With the nation gripped by the Napoleonic Wars, every trained and experienced officer was needed, even if not able-bodied. Barclay was shipped to Halifax in 1809, and then dispatched to Lake Erie in 1813. This assignment on the southernmost Great Lake was not a voluntary one; he was ordered to Lake Erie only after another officer declined the command, citing the deplorable conditions of the Lake Erie flotilla, and the fact that there would be little opportunity to gain glory on Lake Erie. The belief that Lake Erie would be an uneventful posting turned out to be inaccurate. Shortly after Barclay arrived on Lake Erie in June 1813, tensions with the Americans began to mount. Over the course of the next three months, the American navy would position themselves to block the British naval base from their supply route, requiring the undermanned, undertrained, and outgunned British flotilla to confront the Americans directly.

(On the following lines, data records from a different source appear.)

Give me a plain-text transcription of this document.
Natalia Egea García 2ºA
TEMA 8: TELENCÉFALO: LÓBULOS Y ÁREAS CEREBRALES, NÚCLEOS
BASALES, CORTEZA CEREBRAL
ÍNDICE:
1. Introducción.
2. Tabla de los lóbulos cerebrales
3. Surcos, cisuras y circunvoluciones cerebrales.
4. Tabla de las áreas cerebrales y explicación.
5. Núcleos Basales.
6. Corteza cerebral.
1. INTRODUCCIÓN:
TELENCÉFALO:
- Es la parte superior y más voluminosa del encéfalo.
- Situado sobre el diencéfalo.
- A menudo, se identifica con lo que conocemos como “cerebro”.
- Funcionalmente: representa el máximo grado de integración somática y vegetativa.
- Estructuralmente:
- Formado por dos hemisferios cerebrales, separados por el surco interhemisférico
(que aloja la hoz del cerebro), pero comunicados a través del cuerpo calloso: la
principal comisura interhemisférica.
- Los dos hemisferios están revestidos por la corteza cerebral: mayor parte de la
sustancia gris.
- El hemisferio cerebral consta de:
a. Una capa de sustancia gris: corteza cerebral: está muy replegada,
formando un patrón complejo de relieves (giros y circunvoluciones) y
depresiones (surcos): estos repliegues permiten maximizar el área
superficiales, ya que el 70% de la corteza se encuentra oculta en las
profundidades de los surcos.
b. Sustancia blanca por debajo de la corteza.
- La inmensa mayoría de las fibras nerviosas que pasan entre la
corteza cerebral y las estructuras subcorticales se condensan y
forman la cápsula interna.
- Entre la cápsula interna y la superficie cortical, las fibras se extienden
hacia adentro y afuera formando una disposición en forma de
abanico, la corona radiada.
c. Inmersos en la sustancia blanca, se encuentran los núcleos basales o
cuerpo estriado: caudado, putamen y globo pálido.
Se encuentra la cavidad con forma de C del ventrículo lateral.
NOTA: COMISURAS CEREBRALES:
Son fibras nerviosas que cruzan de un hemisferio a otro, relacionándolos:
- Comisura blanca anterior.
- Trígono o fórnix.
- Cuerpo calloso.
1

The Battle of Lake Erie ended disastrously for the British fleet. Barclay himself was severely wounded, and although court-martialed after, it was found that "the Officers and Men of His Majesty's late Squadron conducted themselves in the most gallant Manner." However, despite this acquittal, Barclay’s role leading the first total surrender in British naval history stalled his career. Despite his initial quick rise through the ranks, Barclay would receive only one more promotion, retiring as a captain 11 years after the disastrous Battle of Lake Erie.